C’est l’histoire d’un homme gentil, un peu neutre, expert en assurances, qui passe ses journées à évaluer le malheur des autres. Marié, père de deux enfants, Antoine est un homme banal, très ordinaire qui obéit toujours (« L’obéissance est le courage des lâches »).. Et puis petit à petit son existence jusque-là insignifiante commence à s’effilocher : il est licencié, sa femme le quitte pour un « baroudeur tatoué », ses enfants le méprisent. Alors Antoine décide de se donner la mort, en tuant auparavant ses deux enfants.

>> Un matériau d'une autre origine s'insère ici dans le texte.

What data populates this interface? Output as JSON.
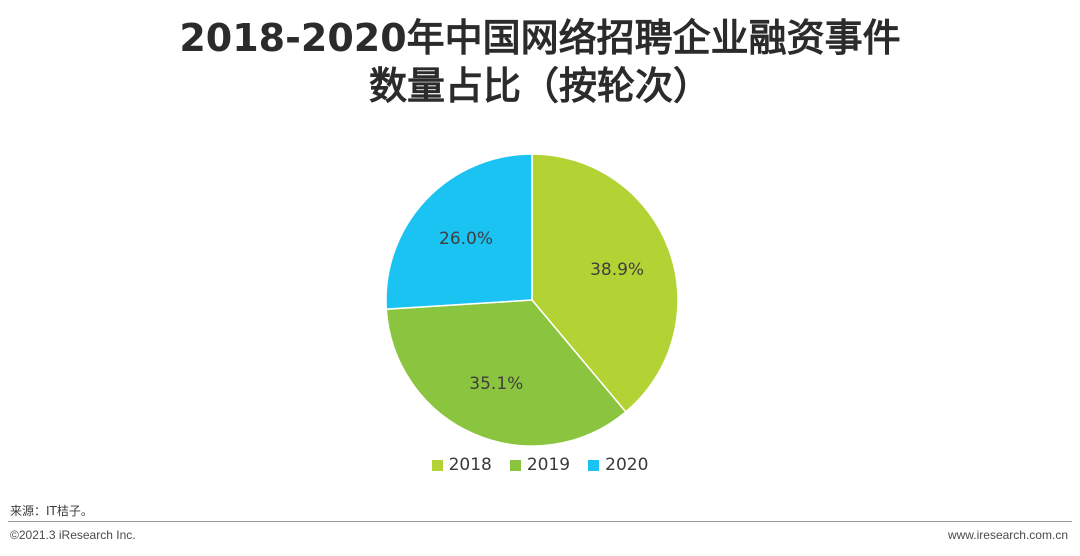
{
  "title": {
    "line1": "2018-2020年中国网络招聘企业融资事件",
    "line2": "数量占比（按轮次）"
  },
  "chart_data": {
    "type": "pie",
    "title": "2018-2020年中国网络招聘企业融资事件数量占比（按轮次）",
    "categories": [
      "2018",
      "2019",
      "2020"
    ],
    "values": [
      38.9,
      35.1,
      26.0
    ],
    "labels": [
      "38.9%",
      "35.1%",
      "26.0%"
    ],
    "colors": [
      "#b3d334",
      "#8bc53f",
      "#1bc3f2"
    ],
    "legend_position": "bottom"
  },
  "footer": {
    "source": "来源：IT桔子。",
    "copyright": "©2021.3 iResearch Inc.",
    "website": "www.iresearch.com.cn"
  }
}
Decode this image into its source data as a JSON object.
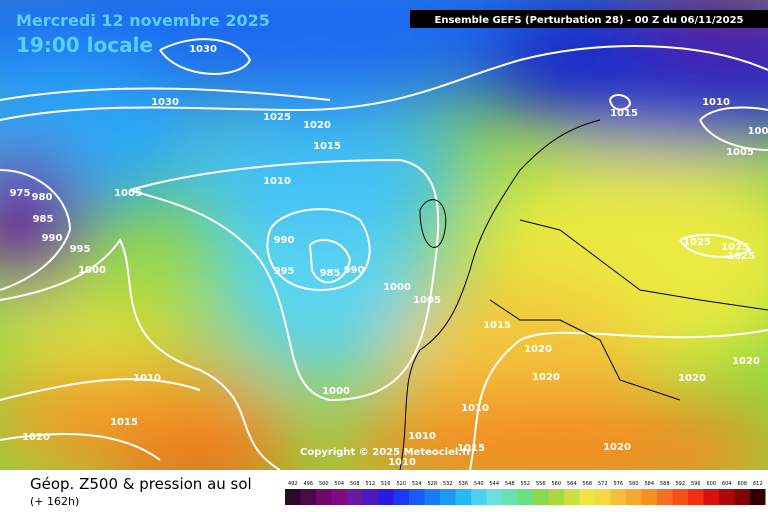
{
  "header": {
    "date": "Mercredi 12 novembre 2025",
    "time": "19:00 locale",
    "model": "Ensemble GEFS  (Perturbation 28)  -  00 Z du 06/11/2025"
  },
  "isobar_labels": [
    1030,
    1030,
    1025,
    1020,
    1015,
    1005,
    1010,
    975,
    980,
    985,
    990,
    995,
    1000,
    990,
    995,
    985,
    990,
    1000,
    1005,
    1015,
    1010,
    1015,
    1020,
    1000,
    1010,
    1010,
    1015,
    1010,
    1020,
    1020,
    1020,
    1020,
    1020,
    1025,
    1025,
    1025,
    1015,
    1010,
    1005,
    100
  ],
  "copyright": "Copyright © 2025 Meteociel.fr",
  "legend": {
    "title": "Géop. Z500 & pression au sol",
    "lead": "(+ 162h)",
    "scale": [
      492,
      496,
      500,
      504,
      508,
      512,
      516,
      520,
      524,
      528,
      532,
      536,
      540,
      544,
      548,
      552,
      556,
      560,
      564,
      568,
      572,
      576,
      580,
      584,
      588,
      592,
      596,
      600,
      604,
      608,
      612
    ]
  }
}
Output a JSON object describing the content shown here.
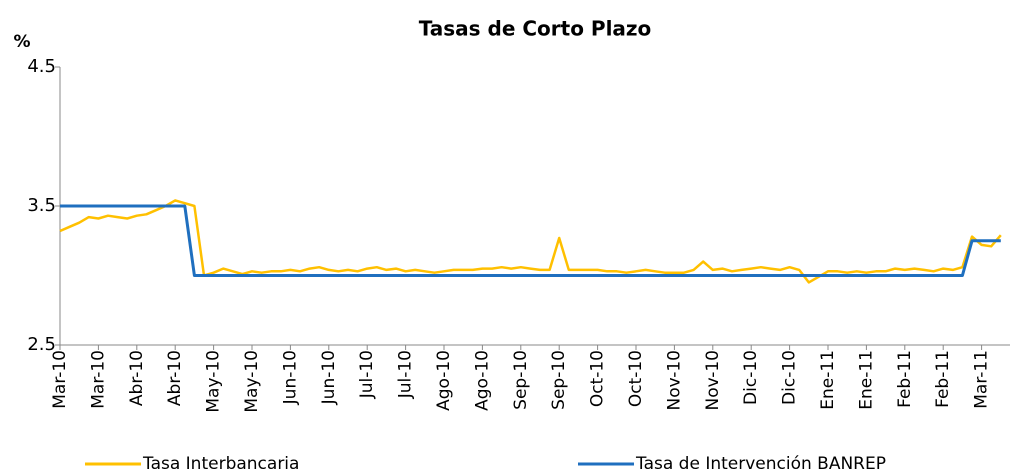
{
  "chart_data": {
    "type": "line",
    "title": "Tasas de Corto Plazo",
    "y_label": "%",
    "categories": [
      "Mar-10",
      null,
      null,
      null,
      "Mar-10",
      null,
      null,
      null,
      "Abr-10",
      null,
      null,
      null,
      "Abr-10",
      null,
      null,
      null,
      "May-10",
      null,
      null,
      null,
      "May-10",
      null,
      null,
      null,
      "Jun-10",
      null,
      null,
      null,
      "Jun-10",
      null,
      null,
      null,
      "Jul-10",
      null,
      null,
      null,
      "Jul-10",
      null,
      null,
      null,
      "Ago-10",
      null,
      null,
      null,
      "Ago-10",
      null,
      null,
      null,
      "Sep-10",
      null,
      null,
      null,
      "Sep-10",
      null,
      null,
      null,
      "Oct-10",
      null,
      null,
      null,
      "Oct-10",
      null,
      null,
      null,
      "Nov-10",
      null,
      null,
      null,
      "Nov-10",
      null,
      null,
      null,
      "Dic-10",
      null,
      null,
      null,
      "Dic-10",
      null,
      null,
      null,
      "Ene-11",
      null,
      null,
      null,
      "Ene-11",
      null,
      null,
      null,
      "Feb-11",
      null,
      null,
      null,
      "Feb-11",
      null,
      null,
      null,
      "Mar-11",
      null,
      null
    ],
    "series": [
      {
        "name": "Tasa Interbancaria",
        "color": "#ffc000",
        "values": [
          3.32,
          3.35,
          3.38,
          3.42,
          3.41,
          3.43,
          3.42,
          3.41,
          3.43,
          3.44,
          3.47,
          3.5,
          3.54,
          3.52,
          3.5,
          3.0,
          3.02,
          3.05,
          3.03,
          3.01,
          3.03,
          3.02,
          3.03,
          3.03,
          3.04,
          3.03,
          3.05,
          3.06,
          3.04,
          3.03,
          3.04,
          3.03,
          3.05,
          3.06,
          3.04,
          3.05,
          3.03,
          3.04,
          3.03,
          3.02,
          3.03,
          3.04,
          3.04,
          3.04,
          3.05,
          3.05,
          3.06,
          3.05,
          3.06,
          3.05,
          3.04,
          3.04,
          3.27,
          3.04,
          3.04,
          3.04,
          3.04,
          3.03,
          3.03,
          3.02,
          3.03,
          3.04,
          3.03,
          3.02,
          3.02,
          3.02,
          3.04,
          3.1,
          3.04,
          3.05,
          3.03,
          3.04,
          3.05,
          3.06,
          3.05,
          3.04,
          3.06,
          3.04,
          2.95,
          2.99,
          3.03,
          3.03,
          3.02,
          3.03,
          3.02,
          3.03,
          3.03,
          3.05,
          3.04,
          3.05,
          3.04,
          3.03,
          3.05,
          3.04,
          3.06,
          3.28,
          3.22,
          3.21,
          3.29
        ]
      },
      {
        "name": "Tasa de Intervención BANREP",
        "color": "#1f6fbf",
        "values": [
          3.5,
          3.5,
          3.5,
          3.5,
          3.5,
          3.5,
          3.5,
          3.5,
          3.5,
          3.5,
          3.5,
          3.5,
          3.5,
          3.5,
          3.0,
          3.0,
          3.0,
          3.0,
          3.0,
          3.0,
          3.0,
          3.0,
          3.0,
          3.0,
          3.0,
          3.0,
          3.0,
          3.0,
          3.0,
          3.0,
          3.0,
          3.0,
          3.0,
          3.0,
          3.0,
          3.0,
          3.0,
          3.0,
          3.0,
          3.0,
          3.0,
          3.0,
          3.0,
          3.0,
          3.0,
          3.0,
          3.0,
          3.0,
          3.0,
          3.0,
          3.0,
          3.0,
          3.0,
          3.0,
          3.0,
          3.0,
          3.0,
          3.0,
          3.0,
          3.0,
          3.0,
          3.0,
          3.0,
          3.0,
          3.0,
          3.0,
          3.0,
          3.0,
          3.0,
          3.0,
          3.0,
          3.0,
          3.0,
          3.0,
          3.0,
          3.0,
          3.0,
          3.0,
          3.0,
          3.0,
          3.0,
          3.0,
          3.0,
          3.0,
          3.0,
          3.0,
          3.0,
          3.0,
          3.0,
          3.0,
          3.0,
          3.0,
          3.0,
          3.0,
          3.0,
          3.25,
          3.25,
          3.25,
          3.25
        ]
      }
    ],
    "ylim": [
      2.5,
      4.5
    ],
    "yticks": [
      2.5,
      3.5,
      4.5
    ],
    "grid": false,
    "legend": "bottom"
  }
}
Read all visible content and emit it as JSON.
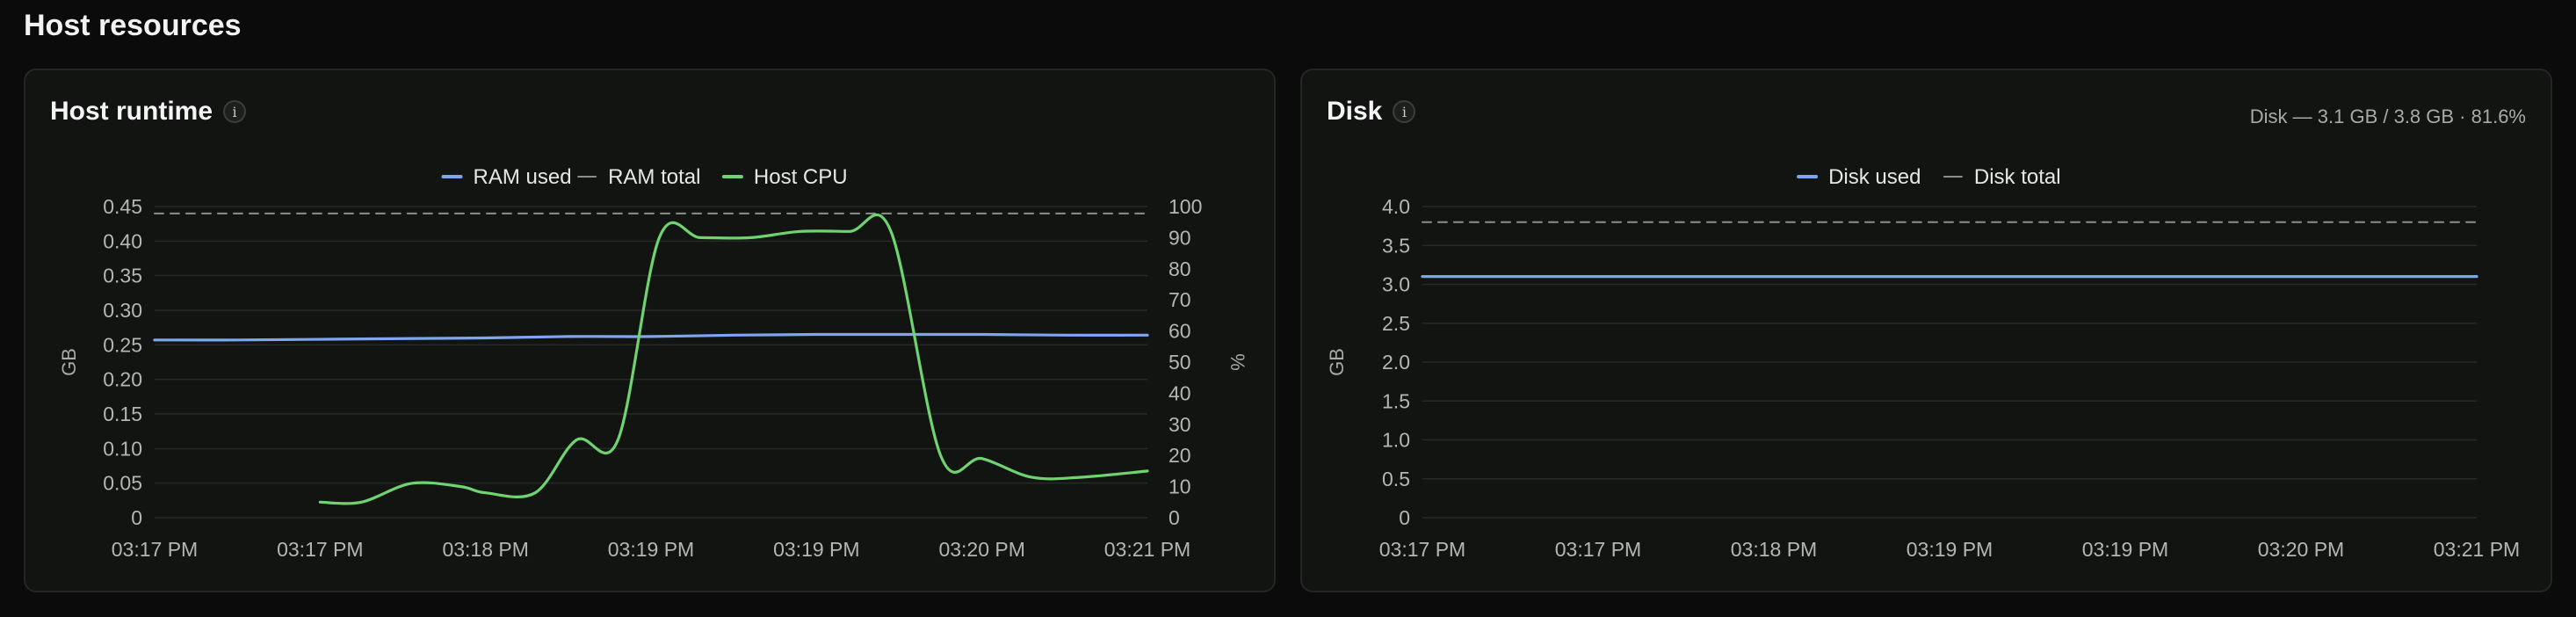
{
  "page": {
    "section_title": "Host resources"
  },
  "runtime_card": {
    "title": "Host runtime",
    "info_icon": "info-icon",
    "chart_data": {
      "type": "line",
      "legend_position": "top-center",
      "grid": true,
      "x": [
        "03:17 PM",
        "03:17 PM",
        "03:18 PM",
        "03:19 PM",
        "03:19 PM",
        "03:20 PM",
        "03:21 PM"
      ],
      "xlim": [
        0,
        6
      ],
      "y_left": {
        "label": "GB",
        "ylim": [
          0,
          0.45
        ],
        "ticks": [
          "0",
          "0.05",
          "0.10",
          "0.15",
          "0.20",
          "0.25",
          "0.30",
          "0.35",
          "0.40",
          "0.45"
        ]
      },
      "y_right": {
        "label": "%",
        "ylim": [
          0,
          100
        ],
        "ticks": [
          "0",
          "10",
          "20",
          "30",
          "40",
          "50",
          "60",
          "70",
          "80",
          "90",
          "100"
        ]
      },
      "series": [
        {
          "name": "RAM used",
          "axis": "left",
          "color": "#7ea6f0",
          "style": "solid",
          "points": [
            [
              0,
              0.257
            ],
            [
              0.5,
              0.257
            ],
            [
              1,
              0.258
            ],
            [
              1.5,
              0.259
            ],
            [
              2,
              0.26
            ],
            [
              2.5,
              0.262
            ],
            [
              3,
              0.262
            ],
            [
              3.5,
              0.264
            ],
            [
              4,
              0.265
            ],
            [
              4.5,
              0.265
            ],
            [
              5,
              0.265
            ],
            [
              5.5,
              0.264
            ],
            [
              6,
              0.264
            ]
          ]
        },
        {
          "name": "RAM total",
          "axis": "left",
          "color": "#8c8e8c",
          "style": "dashed",
          "points": [
            [
              0,
              0.44
            ],
            [
              6,
              0.44
            ]
          ]
        },
        {
          "name": "Host CPU",
          "axis": "right",
          "color": "#6fd470",
          "style": "solid",
          "points": [
            [
              1,
              5.0
            ],
            [
              1.25,
              5.0
            ],
            [
              1.55,
              11.0
            ],
            [
              1.85,
              10.0
            ],
            [
              2.0,
              8.0
            ],
            [
              2.3,
              8.0
            ],
            [
              2.55,
              25.0
            ],
            [
              2.8,
              25.0
            ],
            [
              3.05,
              90.0
            ],
            [
              3.3,
              90.0
            ],
            [
              3.6,
              90.0
            ],
            [
              3.9,
              92.0
            ],
            [
              4.2,
              92.0
            ],
            [
              4.45,
              92.0
            ],
            [
              4.75,
              20.0
            ],
            [
              5.0,
              19.0
            ],
            [
              5.3,
              13.0
            ],
            [
              5.6,
              13.0
            ],
            [
              6.0,
              15.0
            ]
          ]
        }
      ]
    }
  },
  "disk_card": {
    "title": "Disk",
    "info_icon": "info-icon",
    "summary": "Disk — 3.1 GB / 3.8 GB · 81.6%",
    "chart_data": {
      "type": "line",
      "legend_position": "top-center",
      "grid": true,
      "x": [
        "03:17 PM",
        "03:17 PM",
        "03:18 PM",
        "03:19 PM",
        "03:19 PM",
        "03:20 PM",
        "03:21 PM"
      ],
      "xlim": [
        0,
        6
      ],
      "y_left": {
        "label": "GB",
        "ylim": [
          0,
          4.0
        ],
        "ticks": [
          "0",
          "0.5",
          "1.0",
          "1.5",
          "2.0",
          "2.5",
          "3.0",
          "3.5",
          "4.0"
        ]
      },
      "series": [
        {
          "name": "Disk used",
          "axis": "left",
          "color": "#7ea6f0",
          "style": "solid",
          "points": [
            [
              0,
              3.1
            ],
            [
              6,
              3.1
            ]
          ]
        },
        {
          "name": "Disk total",
          "axis": "left",
          "color": "#8c8e8c",
          "style": "dashed",
          "points": [
            [
              0,
              3.8
            ],
            [
              6,
              3.8
            ]
          ]
        }
      ]
    }
  }
}
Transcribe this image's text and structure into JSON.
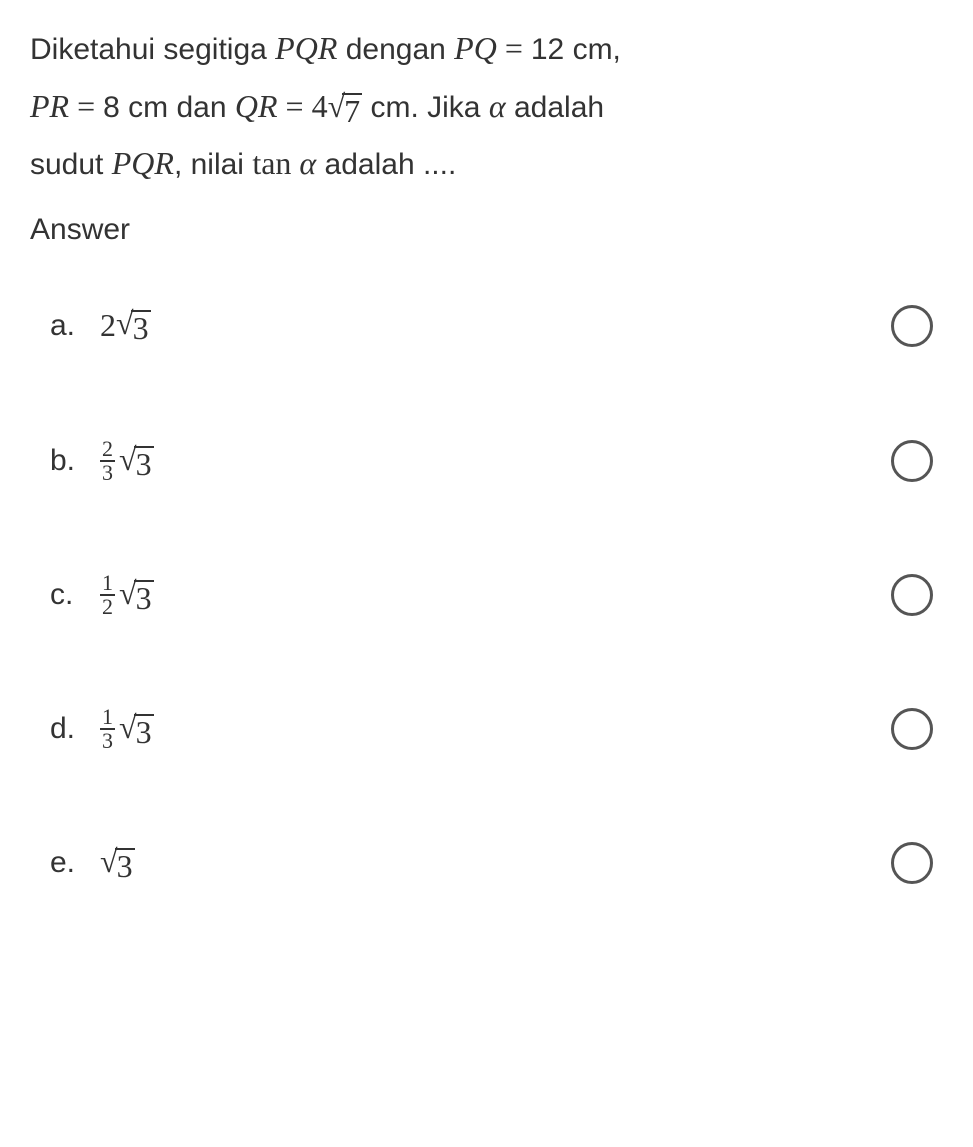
{
  "question": {
    "line1_part1": "Diketahui segitiga ",
    "line1_math1": "PQR",
    "line1_part2": " dengan ",
    "line1_math2_lhs": "PQ",
    "line1_math2_eq": " = ",
    "line1_part3": " 12 cm,",
    "line2_math1_lhs": "PR",
    "line2_math1_eq": " = ",
    "line2_part1": " 8 cm dan ",
    "line2_math2_lhs": "QR",
    "line2_math2_eq": " = ",
    "line2_math2_coef": "4",
    "line2_math2_rad": "7",
    "line2_part2": " cm. Jika ",
    "line2_alpha": "α",
    "line2_part3": " adalah",
    "line3_part1": "sudut ",
    "line3_math1": "PQR",
    "line3_part2": ", nilai ",
    "line3_tan": "tan ",
    "line3_alpha": "α",
    "line3_part3": " adalah ...."
  },
  "answer_label": "Answer",
  "options": {
    "a": {
      "letter": "a.",
      "coef": "2",
      "rad": "3"
    },
    "b": {
      "letter": "b.",
      "num": "2",
      "den": "3",
      "rad": "3"
    },
    "c": {
      "letter": "c.",
      "num": "1",
      "den": "2",
      "rad": "3"
    },
    "d": {
      "letter": "d.",
      "num": "1",
      "den": "3",
      "rad": "3"
    },
    "e": {
      "letter": "e.",
      "rad": "3"
    }
  },
  "styling": {
    "background_color": "#ffffff",
    "text_color": "#333333",
    "body_font_size": 30,
    "math_font_family": "Times New Roman",
    "radio_border_color": "#555555",
    "radio_size": 42
  }
}
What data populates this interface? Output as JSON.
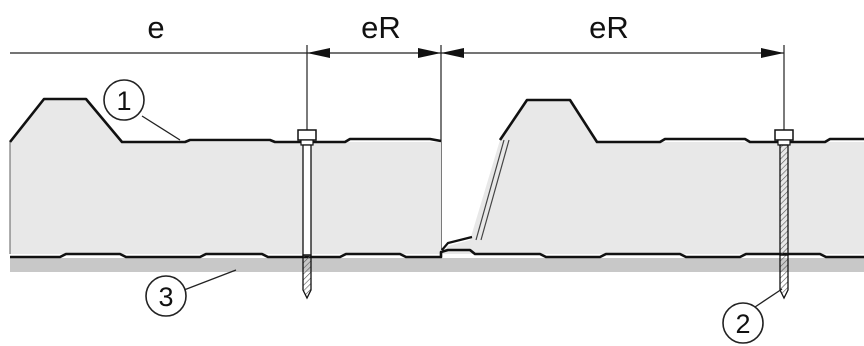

Après avoir tiré une première fois, la folie de son geste l’arrête. Il appelle la police. Et Joséphine, sa fille, celle qui a reçu la première balle, survit, la mâchoire déchiquetée.
Le texte de Grégoire Delacourt aborde un sujet terrible et fort en évitant tout larmoiement. Il alterne les récits : celui de Joséphine, enfant puis adolescente meurtrie qui doit se reconstruire et vivre avec le geste terrible de son père, trouver elle-même des réponses à la question Pourquoi ? et surtout pourquoi elle, avant son frère ? et le récit d’Antoine qui doit lui aussi se reconstruire, d’abord en prison puis au bout du monde, loin de tout et loin des regards, loin de ses enfants qu’il ne peut plus voir. Un texte touchant que Grégori Baquet adapte avec sensibilité. Point d’effets, point d’emphase, mais un récit simple et posé où les mots se suffisent pour évoquer avec pudeur ces existences fracassées. Des mots et une mise en scène à la fois recherchée et simple (des vidéos représentent cette île sur laquelle s’est réfugié Antoine) l’ajout de brèves chorégraphies permet aux spectateurs de souffler et signifie les années qui passent et la souffrance des corps, et des âmes. (On regrettera quand même l’image du coucher de soleil final, un poil trop démonstrative).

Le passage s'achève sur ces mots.